Ladecisione della Corte Costituzionale, che il 30 gennaio ha sancito la illegittimità delle perquisizioni disposte dalla Procura di Verona nella sede della Lega Nord a Milano, accogliendo il conflitto di attribuzioni tra poteri dello Stato sollevato dalla Camera dei deputati, non significa automaticamente che oggi la Suprema Corte, deciderà a favore del Carroccio. Resta ancora in piedi l'ipotesi di una condanna per resistenza a carico del leader leghista e ora ministro per le Riforme, Umberto Bossi. Lo stesso legale del Senatur, Matteo Brigandì, osserva: «Anche se la Consulta ha appoggiato la tesi della Lega, quella di domani in Cassazione non sarà una passeggiata. Anche perché il diritto non è con Bossi o con la Lega». Brigandì tenterà la richiesta di un processo separato per il suo cliente. «Chiederò di stralciare la posizione di Bossi. A differenza degli altri esponenti della Lega, infatti, lui fu l'unico a intervenire davanti alla porta dell'ufficio di Roberto Maroni.

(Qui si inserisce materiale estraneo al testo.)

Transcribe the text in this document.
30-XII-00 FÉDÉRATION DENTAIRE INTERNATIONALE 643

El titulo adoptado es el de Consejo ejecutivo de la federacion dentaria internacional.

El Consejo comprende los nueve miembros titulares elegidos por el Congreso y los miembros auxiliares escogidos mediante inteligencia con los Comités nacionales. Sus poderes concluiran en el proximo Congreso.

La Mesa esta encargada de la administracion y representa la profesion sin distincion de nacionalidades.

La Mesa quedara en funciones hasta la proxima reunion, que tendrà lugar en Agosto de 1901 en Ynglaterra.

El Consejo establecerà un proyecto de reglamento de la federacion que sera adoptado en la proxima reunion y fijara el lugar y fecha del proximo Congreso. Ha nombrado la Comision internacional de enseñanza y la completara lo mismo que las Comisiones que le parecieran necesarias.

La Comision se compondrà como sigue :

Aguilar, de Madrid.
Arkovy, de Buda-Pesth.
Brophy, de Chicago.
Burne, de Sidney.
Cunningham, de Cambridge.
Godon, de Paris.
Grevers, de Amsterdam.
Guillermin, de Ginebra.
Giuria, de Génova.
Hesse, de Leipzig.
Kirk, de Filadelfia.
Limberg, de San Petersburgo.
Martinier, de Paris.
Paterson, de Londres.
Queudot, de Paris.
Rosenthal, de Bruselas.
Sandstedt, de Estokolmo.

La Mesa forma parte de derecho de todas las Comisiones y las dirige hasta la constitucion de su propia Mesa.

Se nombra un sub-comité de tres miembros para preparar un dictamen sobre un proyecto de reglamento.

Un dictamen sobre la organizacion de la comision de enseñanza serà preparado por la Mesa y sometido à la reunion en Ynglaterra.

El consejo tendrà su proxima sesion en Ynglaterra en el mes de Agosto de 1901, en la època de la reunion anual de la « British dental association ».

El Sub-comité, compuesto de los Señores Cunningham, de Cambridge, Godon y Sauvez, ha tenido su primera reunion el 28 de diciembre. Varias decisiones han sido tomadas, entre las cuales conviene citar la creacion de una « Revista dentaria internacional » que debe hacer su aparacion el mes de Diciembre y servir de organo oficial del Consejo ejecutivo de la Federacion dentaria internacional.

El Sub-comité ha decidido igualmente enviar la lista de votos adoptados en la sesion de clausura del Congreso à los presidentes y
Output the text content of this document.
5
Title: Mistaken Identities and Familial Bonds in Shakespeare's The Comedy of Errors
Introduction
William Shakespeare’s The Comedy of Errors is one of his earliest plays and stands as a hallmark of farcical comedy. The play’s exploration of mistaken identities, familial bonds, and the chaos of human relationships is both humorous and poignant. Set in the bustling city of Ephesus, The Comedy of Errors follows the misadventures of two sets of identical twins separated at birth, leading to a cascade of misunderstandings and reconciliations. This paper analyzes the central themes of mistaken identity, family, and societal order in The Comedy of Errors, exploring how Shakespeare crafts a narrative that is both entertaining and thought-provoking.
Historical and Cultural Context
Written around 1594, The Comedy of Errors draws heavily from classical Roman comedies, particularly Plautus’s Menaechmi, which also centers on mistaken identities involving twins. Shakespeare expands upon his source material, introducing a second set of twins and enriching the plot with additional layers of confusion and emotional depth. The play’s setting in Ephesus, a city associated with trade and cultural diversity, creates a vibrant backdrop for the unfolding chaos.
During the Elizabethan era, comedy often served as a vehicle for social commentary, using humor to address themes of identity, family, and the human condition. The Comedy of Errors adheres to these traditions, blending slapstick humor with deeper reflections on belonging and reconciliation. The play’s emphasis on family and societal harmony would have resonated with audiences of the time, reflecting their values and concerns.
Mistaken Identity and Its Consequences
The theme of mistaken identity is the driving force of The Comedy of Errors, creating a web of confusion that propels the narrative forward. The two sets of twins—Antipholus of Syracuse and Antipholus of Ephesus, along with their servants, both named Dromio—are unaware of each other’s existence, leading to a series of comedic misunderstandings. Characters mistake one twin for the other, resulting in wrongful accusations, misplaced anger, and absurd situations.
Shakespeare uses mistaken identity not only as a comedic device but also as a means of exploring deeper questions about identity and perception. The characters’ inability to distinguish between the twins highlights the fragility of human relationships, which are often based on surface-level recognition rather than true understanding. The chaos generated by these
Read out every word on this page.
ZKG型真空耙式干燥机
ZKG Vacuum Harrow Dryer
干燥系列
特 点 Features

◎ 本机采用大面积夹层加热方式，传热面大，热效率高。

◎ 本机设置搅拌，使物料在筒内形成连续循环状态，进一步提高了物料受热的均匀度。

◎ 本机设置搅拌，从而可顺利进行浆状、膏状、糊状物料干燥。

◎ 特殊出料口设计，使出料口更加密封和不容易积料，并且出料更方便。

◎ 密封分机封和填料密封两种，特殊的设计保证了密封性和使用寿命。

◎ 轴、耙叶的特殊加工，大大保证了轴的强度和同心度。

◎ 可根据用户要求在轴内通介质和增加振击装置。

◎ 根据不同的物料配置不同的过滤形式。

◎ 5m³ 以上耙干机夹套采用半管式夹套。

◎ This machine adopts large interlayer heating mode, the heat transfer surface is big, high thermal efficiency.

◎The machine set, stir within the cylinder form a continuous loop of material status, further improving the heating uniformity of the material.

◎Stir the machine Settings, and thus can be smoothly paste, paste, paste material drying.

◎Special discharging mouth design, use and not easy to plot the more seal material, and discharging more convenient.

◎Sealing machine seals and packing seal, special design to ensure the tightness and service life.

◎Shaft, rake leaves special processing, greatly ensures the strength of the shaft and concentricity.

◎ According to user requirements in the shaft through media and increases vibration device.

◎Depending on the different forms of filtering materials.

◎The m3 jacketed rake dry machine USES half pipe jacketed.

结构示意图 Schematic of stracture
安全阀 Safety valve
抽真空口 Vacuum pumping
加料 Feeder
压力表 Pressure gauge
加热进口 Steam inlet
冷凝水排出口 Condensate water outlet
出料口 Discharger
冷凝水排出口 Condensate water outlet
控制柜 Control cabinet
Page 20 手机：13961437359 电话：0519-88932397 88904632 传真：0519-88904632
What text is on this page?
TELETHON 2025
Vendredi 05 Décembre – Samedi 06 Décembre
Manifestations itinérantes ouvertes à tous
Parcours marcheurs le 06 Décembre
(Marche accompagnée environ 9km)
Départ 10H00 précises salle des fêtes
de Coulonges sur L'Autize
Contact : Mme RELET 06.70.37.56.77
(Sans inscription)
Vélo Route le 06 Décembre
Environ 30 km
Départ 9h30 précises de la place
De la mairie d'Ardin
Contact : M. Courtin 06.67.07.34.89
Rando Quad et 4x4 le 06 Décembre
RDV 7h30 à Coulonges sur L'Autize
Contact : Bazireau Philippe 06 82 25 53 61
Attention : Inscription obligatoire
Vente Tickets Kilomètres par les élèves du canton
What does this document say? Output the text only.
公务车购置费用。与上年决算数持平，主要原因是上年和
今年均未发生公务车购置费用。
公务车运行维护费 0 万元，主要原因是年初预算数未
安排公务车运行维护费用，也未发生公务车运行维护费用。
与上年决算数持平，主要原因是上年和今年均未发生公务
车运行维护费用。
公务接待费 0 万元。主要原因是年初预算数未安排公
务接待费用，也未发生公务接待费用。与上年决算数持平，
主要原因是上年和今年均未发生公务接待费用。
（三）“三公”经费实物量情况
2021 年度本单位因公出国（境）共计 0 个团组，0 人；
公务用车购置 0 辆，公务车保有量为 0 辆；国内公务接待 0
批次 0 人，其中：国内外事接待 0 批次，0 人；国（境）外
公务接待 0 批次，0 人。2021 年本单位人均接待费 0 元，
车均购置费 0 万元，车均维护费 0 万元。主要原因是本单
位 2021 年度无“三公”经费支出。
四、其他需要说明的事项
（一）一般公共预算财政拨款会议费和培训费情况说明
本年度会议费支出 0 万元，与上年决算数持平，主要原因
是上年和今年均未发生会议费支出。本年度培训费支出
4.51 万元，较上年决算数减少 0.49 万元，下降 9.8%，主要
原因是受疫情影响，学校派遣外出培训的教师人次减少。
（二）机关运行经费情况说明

Se la mia impostazione sarà accolta, la Cassazione potrebbe andare a sentenza per gli altri imputati», tra i quali appunto il ministro del Welfare e l'attuale vicepresidente del Senato Roberto Calderoli. Se invece piazza Cavour non dovesse accogliere lo stralcio, spiega ancora il legale, «sarà emessa la sentenza per tutti. Sentenza che potrebbe essere assolutoria, ma anche di condanna».